Reflexões sobre um mandato que começa sob o signo da infidelidade partidária
A partir desta terça-feira, a Câmara Municipal de Vitória da Conquista ganha um novo rosto. Alisson Roberto Seles Sá, primeiro suplente do União Brasil, assume a cadeira deixada por Diogo Azevedo, cassado por infidelidade partidária. O gesto é legal, formal, burocrático. Mas carrega um peso simbólico muito maior: é mais um capítulo na eterna tensão entre lealdade, ambição e representação popular.
A mecânica da substituição
Após decisão da Justiça Eleitoral, a Presidência da Casa, sob Ivan Cordeiro, seguiu o Regimento Interno com correção técnica. Reunião, documentos, diploma, declaração de bens. Tudo dentro da lei. Alisson esteve na Câmara nesta quarta-feira para alinhar detalhes. Em poucas horas, o suplente se tornará titular. A composição do Legislativo mudará. E com ela, possivelmente, o equilíbrio de forças na cidade.
“A democracia não se sustenta apenas em regras formais, mas na coerência ética daqueles que a exercem.”
O preço da infidelidade
A cassação de Diogo Azevedo não foi um capricho judicial. Foi consequência de uma escolha: trocar de legenda sem respeitar o mandato conferido pelo eleitor. Em um país onde a infidelidade partidária se tornou quase esporte, esse episódio serve como lembrete incômodo. O eleitor não vota em siglas vazias. Vota em pessoas que, ao menos teoricamente, representam ideias, compromissos e uma visão de cidade.
Quando essa confiança é traída, o tecido democrático sofre. A alternância de poder vira mera troca de cadeiras, sem que o debate de ideias avance. Vitória da Conquista, cidade marcada por desafios profundos — mobilidade, saúde, educação, desigualdade —, merece mais do que rearranjos cosméticos.
O que esperamos de Alisson Sá
Que ele não veja esta posse como mera oportunidade de carreira, mas como um chamado à responsabilidade.
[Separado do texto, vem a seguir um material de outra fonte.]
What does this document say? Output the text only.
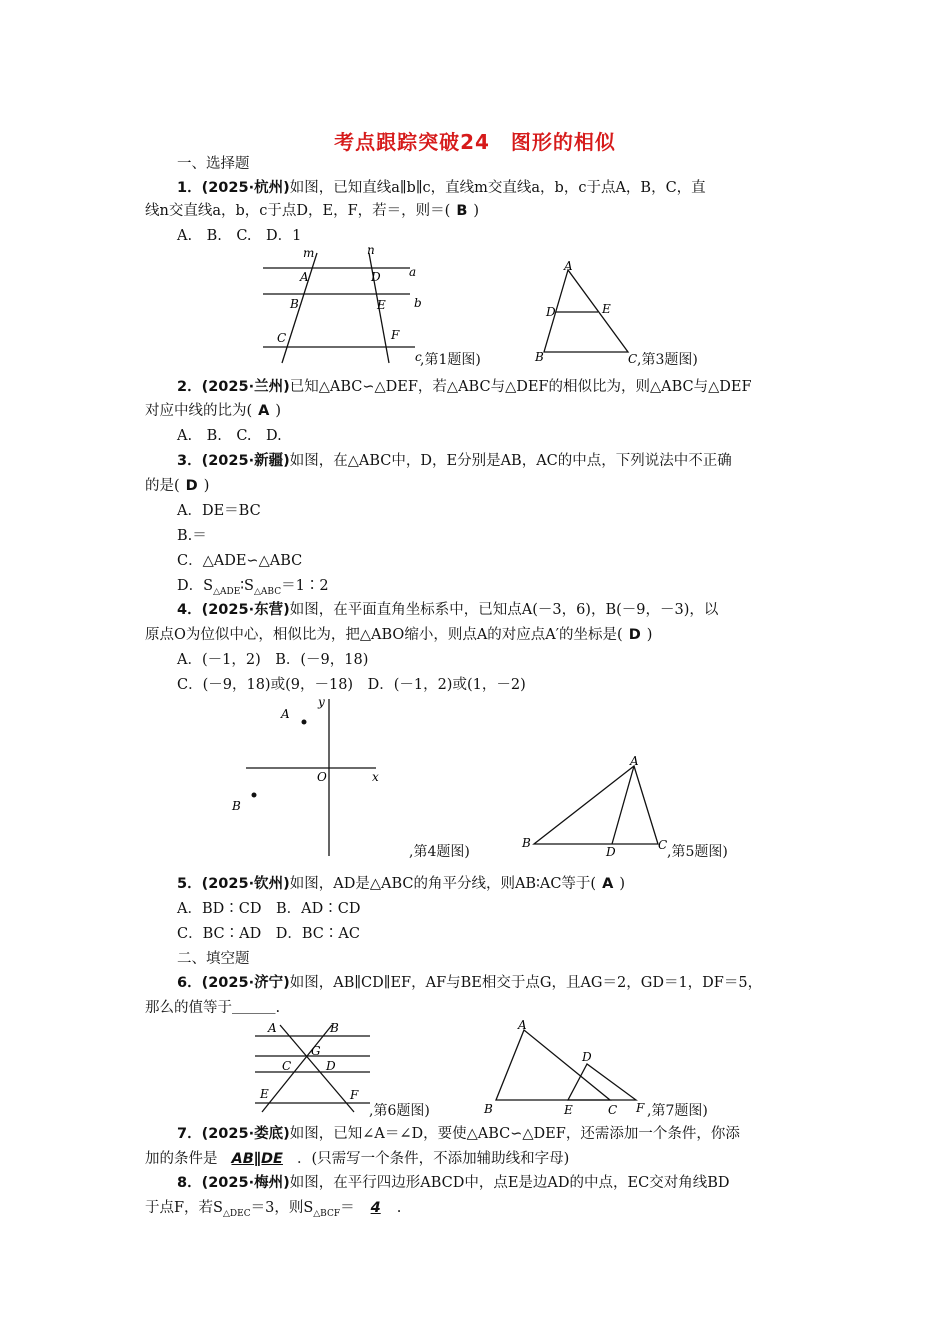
考点跟踪突破24　图形的相似
一、选择题
1．(2025·杭州)如图，已知直线a∥b∥c，直线m交直线a，b，c于点A，B，C，直
线n交直线a，b，c于点D，E，F，若＝，则＝( B )
A.　B.　C.　D．1
m	n
a
b
c
A
B
C
D
E
F
,第1题图)
A
D	E
B	C ,第3题图)
2．(2025·兰州)已知△ABC∽△DEF，若△ABC与△DEF的相似比为，则△ABC与△DEF
对应中线的比为( A )
A.　B.　C.　D.
3．(2025·新疆)如图，在△ABC中，D，E分别是AB，AC的中点，下列说法中不正确
的是( D )
A．DE＝BC
B.＝
C．△ADE∽△ABC
D．$S_{\triangle ADE}∶S_{\triangle ABC}=1∶2$
4．(2025·东营)如图，在平面直角坐标系中，已知点A(－3，6)，B(－9，－3)，以
原点O为位似中心，相似比为，把△ABO缩小，则点A的对应点A′的坐标是( D )
A．(－1，2)　B．(－9，18)
C．(－9，18)或(9，－18)　D．(－1，2)或(1，－2)
A
B
O	x
y
,第4题图)
A
B
D	C ,第5题图)
5．(2025·钦州)如图，AD是△ABC的角平分线，则AB∶AC等于( A )
A．BD∶CD　B．AD∶CD
C．BC∶AD　D．BC∶AC
二、填空题
6．(2025·济宁)如图，AB∥CD∥EF，AF与BE相交于点G，且AG＝2，GD＝1，DF＝5，
那么的值等于＿＿＿.
A	B
G
C	D
E	F
,第6题图)
A
B
D
E	C F ,第7题图)
7．(2025·娄底)如图，已知∠A＝∠D，要使△ABC∽△DEF，还需添加一个条件，你添
加的条件是 AB∥DE ．(只需写一个条件，不添加辅助线和字母)
8．(2025·梅州)如图，在平行四边形ABCD中，点E是边AD的中点，EC交对角线BD
于点F，若$S_{\triangle DEC}=3$，则$S_{\triangle BCF}= 4$ .
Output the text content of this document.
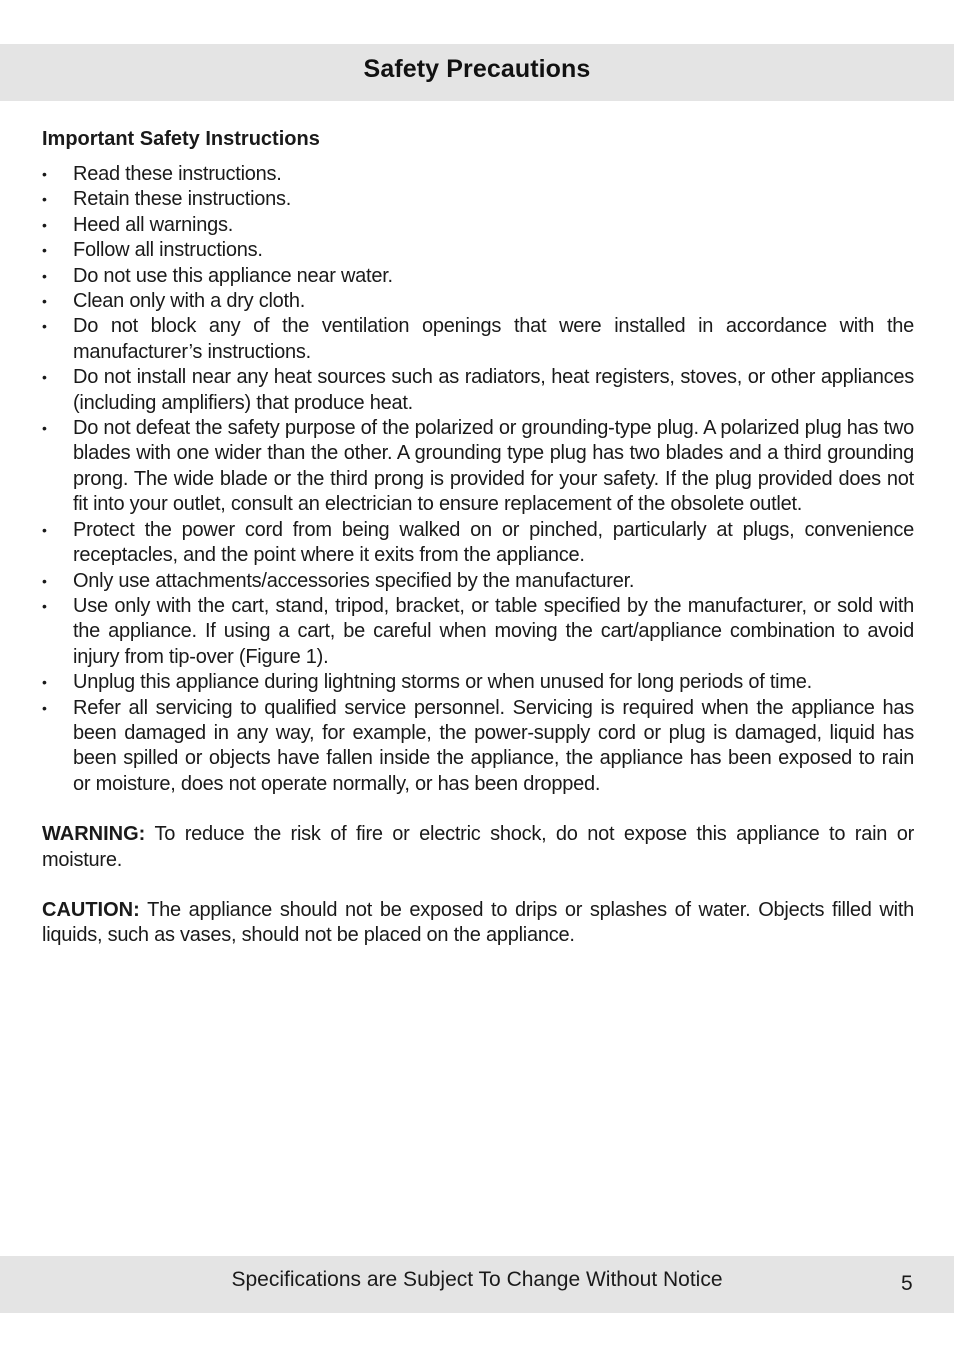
Safety Precautions
Important Safety Instructions
• Read these instructions.
• Retain these instructions.
• Heed all warnings.
• Follow all instructions.
• Do not use this appliance near water.
• Clean only with a dry cloth.
• Do not block any of the ventilation openings that were installed in accordance with the manufacturer’s instructions.
• Do not install near any heat sources such as radiators, heat registers, stoves, or other appliances (including amplifiers) that produce heat.
• Do not defeat the safety purpose of the polarized or grounding-type plug. A polarized plug has two blades with one wider than the other. A grounding type plug has two blades and a third grounding prong. The wide blade or the third prong is provided for your safety. If the plug provided does not fit into your outlet, consult an electrician to ensure replacement of the obsolete outlet.
• Protect the power cord from being walked on or pinched, particularly at plugs, convenience receptacles, and the point where it exits from the appliance.
• Only use attachments/accessories specified by the manufacturer.
• Use only with the cart, stand, tripod, bracket, or table specified by the manufacturer, or sold with the appliance. If using a cart, be careful when moving the cart/appliance combination to avoid injury from tip-over (Figure 1).
• Unplug this appliance during lightning storms or when unused for long periods of time.
• Refer all servicing to qualified service personnel. Servicing is required when the appliance has been damaged in any way, for example, the power-supply cord or plug is damaged, liquid has been spilled or objects have fallen inside the appliance, the appliance has been exposed to rain or moisture, does not operate normally, or has been dropped.

WARNING: To reduce the risk of fire or electric shock, do not expose this appliance to rain or moisture.

CAUTION: The appliance should not be exposed to drips or splashes of water. Objects filled with liquids, such as vases, should not be placed on the appliance.

Specifications are Subject To Change Without Notice	5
Que honre o voto que, indiretamente, agora lhe pertence. Que sua atuação seja marcada pela transparência, pelo diálogo e por uma visão clara do que Vitória da Conquista precisa para crescer com dignidade.
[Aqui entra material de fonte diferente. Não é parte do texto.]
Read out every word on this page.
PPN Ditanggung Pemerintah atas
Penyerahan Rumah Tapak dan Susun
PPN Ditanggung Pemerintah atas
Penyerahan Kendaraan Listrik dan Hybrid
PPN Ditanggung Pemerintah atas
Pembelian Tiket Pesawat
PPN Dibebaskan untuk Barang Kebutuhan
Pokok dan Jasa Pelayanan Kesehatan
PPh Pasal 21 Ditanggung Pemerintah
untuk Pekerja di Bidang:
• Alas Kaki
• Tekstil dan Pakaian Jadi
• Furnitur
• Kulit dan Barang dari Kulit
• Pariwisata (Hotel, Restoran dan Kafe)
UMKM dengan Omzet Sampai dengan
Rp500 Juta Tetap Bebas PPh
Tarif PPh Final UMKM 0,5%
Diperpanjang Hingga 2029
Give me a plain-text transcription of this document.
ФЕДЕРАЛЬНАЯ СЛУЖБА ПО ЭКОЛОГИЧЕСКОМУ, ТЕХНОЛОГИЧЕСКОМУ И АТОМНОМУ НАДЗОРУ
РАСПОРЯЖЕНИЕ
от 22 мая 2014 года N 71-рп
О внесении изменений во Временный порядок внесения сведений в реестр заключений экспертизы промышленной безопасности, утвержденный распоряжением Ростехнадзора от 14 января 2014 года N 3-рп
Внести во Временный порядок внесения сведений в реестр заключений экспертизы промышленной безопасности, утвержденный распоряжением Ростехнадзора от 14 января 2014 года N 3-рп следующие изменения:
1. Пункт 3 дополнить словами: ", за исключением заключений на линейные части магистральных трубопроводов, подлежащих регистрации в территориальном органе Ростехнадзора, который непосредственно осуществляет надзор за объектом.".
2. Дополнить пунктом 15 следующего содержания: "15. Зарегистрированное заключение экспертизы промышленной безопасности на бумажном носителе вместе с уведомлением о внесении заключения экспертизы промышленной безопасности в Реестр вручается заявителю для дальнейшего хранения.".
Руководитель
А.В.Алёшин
Democracia não é espetáculo
Vivemos tempos em que a política é tratada como reality show. Troca-troca de legendas, cassações, posses, tudo vira conteúdo. Mas atrás dos holofotes há vidas reais: famílias que dependem de políticas públicas eficientes, jovens que precisam de futuro, idosos que merecem respeito. A infidelidade partidária banaliza o mandato e esvazia o sentido da representação.
Alisson Sá tem agora a chance rara de recomeçar com outra postura. Sem o peso de promessas eleitorais diretas, mas com o compromisso moral de servir bem. Que ele seja o contraponto à instabilidade que o levou até ali.
A democracia se fortalece quando os que ocupam cadeiras entendem que elas não lhes pertencem. Pertencem ao povo.